3.7 Density of state (DOS) analysis
The density of state (DOS) analysis provides crucial information about the electronic structure and energy levels of materials. By observing the DOS plots, we can understand the distribution of electronic states and identify HOMO and LUMO orbitals. In this study, we used Multiwfn software to generate the DOS plots for heparin, black phosphorus and their complexes HBP1 and HBP2.
These DOS plots illustrates the distribution of electronic states relative to energy levels of the molecules. The dashed vertical line indicates the HOMO energy level on the plots. For heparin molecule the HOMO energy level is located at -0.16174 Hartree, while for black phosphorus it is at -0.19143 Hartree. Similarly, for HBP1 and HBP2 the HOMO energy levels are located at -0.25829 Hartree and − 0.25945 Hartree respectively.
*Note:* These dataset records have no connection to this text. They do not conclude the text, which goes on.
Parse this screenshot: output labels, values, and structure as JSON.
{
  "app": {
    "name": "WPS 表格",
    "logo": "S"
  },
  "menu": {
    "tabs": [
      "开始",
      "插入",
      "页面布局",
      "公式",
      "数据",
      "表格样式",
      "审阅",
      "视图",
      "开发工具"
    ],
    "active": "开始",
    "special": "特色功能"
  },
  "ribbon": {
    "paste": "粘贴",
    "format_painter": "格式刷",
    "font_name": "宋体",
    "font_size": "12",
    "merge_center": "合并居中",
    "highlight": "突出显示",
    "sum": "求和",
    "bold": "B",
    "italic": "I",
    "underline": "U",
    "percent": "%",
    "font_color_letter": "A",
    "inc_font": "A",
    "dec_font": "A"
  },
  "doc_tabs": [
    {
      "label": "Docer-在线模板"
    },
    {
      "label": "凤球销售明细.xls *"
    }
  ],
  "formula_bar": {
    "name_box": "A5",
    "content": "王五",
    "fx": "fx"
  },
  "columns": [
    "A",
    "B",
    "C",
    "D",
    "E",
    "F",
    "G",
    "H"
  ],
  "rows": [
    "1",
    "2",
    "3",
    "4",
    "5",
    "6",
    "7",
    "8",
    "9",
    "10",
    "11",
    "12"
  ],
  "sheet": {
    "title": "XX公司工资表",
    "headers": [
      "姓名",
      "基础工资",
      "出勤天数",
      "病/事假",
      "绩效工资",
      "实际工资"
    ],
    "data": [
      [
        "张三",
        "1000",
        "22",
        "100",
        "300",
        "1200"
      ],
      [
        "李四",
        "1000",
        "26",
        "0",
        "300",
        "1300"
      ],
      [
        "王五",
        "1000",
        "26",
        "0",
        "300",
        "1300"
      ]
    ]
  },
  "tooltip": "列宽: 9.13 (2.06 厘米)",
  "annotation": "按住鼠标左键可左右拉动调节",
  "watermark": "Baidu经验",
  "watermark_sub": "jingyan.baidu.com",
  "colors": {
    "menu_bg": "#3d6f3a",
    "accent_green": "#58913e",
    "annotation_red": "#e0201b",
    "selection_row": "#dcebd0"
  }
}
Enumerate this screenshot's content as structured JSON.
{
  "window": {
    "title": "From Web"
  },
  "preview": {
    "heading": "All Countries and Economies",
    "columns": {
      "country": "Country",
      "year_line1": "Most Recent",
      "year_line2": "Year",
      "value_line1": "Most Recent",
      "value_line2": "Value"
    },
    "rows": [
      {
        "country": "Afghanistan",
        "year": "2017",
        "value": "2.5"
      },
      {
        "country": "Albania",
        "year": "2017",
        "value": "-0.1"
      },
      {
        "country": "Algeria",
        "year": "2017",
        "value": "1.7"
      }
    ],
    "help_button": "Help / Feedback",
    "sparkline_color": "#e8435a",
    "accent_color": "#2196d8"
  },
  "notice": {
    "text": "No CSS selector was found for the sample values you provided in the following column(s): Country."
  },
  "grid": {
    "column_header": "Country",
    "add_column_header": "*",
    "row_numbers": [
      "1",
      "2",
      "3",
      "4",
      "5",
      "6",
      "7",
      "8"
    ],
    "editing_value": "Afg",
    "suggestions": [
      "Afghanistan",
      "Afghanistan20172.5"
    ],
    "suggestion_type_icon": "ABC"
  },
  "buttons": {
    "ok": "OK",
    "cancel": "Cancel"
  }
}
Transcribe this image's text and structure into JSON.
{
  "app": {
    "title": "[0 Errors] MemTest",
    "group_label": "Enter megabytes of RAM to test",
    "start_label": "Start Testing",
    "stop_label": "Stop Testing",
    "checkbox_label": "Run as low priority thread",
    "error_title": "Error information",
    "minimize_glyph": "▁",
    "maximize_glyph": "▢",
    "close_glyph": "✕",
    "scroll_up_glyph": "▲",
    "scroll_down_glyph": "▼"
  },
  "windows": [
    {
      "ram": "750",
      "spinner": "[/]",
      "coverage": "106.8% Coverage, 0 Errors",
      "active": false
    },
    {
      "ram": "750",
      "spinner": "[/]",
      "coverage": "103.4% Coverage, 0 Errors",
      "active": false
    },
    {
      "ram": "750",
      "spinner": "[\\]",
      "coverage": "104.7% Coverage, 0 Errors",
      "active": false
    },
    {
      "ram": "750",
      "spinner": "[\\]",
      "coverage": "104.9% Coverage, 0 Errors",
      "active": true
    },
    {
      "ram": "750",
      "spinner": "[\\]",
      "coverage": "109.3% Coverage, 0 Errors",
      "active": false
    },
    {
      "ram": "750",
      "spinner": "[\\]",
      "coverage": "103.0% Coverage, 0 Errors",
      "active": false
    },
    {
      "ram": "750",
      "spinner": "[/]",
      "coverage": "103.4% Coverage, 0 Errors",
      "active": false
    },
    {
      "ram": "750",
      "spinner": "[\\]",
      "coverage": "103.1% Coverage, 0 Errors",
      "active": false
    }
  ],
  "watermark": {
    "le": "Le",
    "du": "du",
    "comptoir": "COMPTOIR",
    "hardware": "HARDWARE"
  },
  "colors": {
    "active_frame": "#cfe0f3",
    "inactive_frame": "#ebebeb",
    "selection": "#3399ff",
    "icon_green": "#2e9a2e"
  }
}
By analyzing these HOMO energy levels, we can get insights into the electronic properties and potential reactivity of the molecule.
3.8 UV- visible spectrum of drug delivery complexes
UV-Vis spectrum is necessary to investigate the photochemical, optical and electronic properties of a material. In our case we used time dependent DFT (TD-DFT) calculations to obtain the UV spectrum of drug delivery complexes HBP1 and HBP2. It can be seen that the both complexes have the values of wavelength in visible light region. Visible light region is between 300 to 700 nm. It means our drug carrier possess photochemical properties. This wavelength can be used to trigger the heparin release mechanism, when the light is absorbed by it. The UV-vis spectrums are shown in Fig. 7.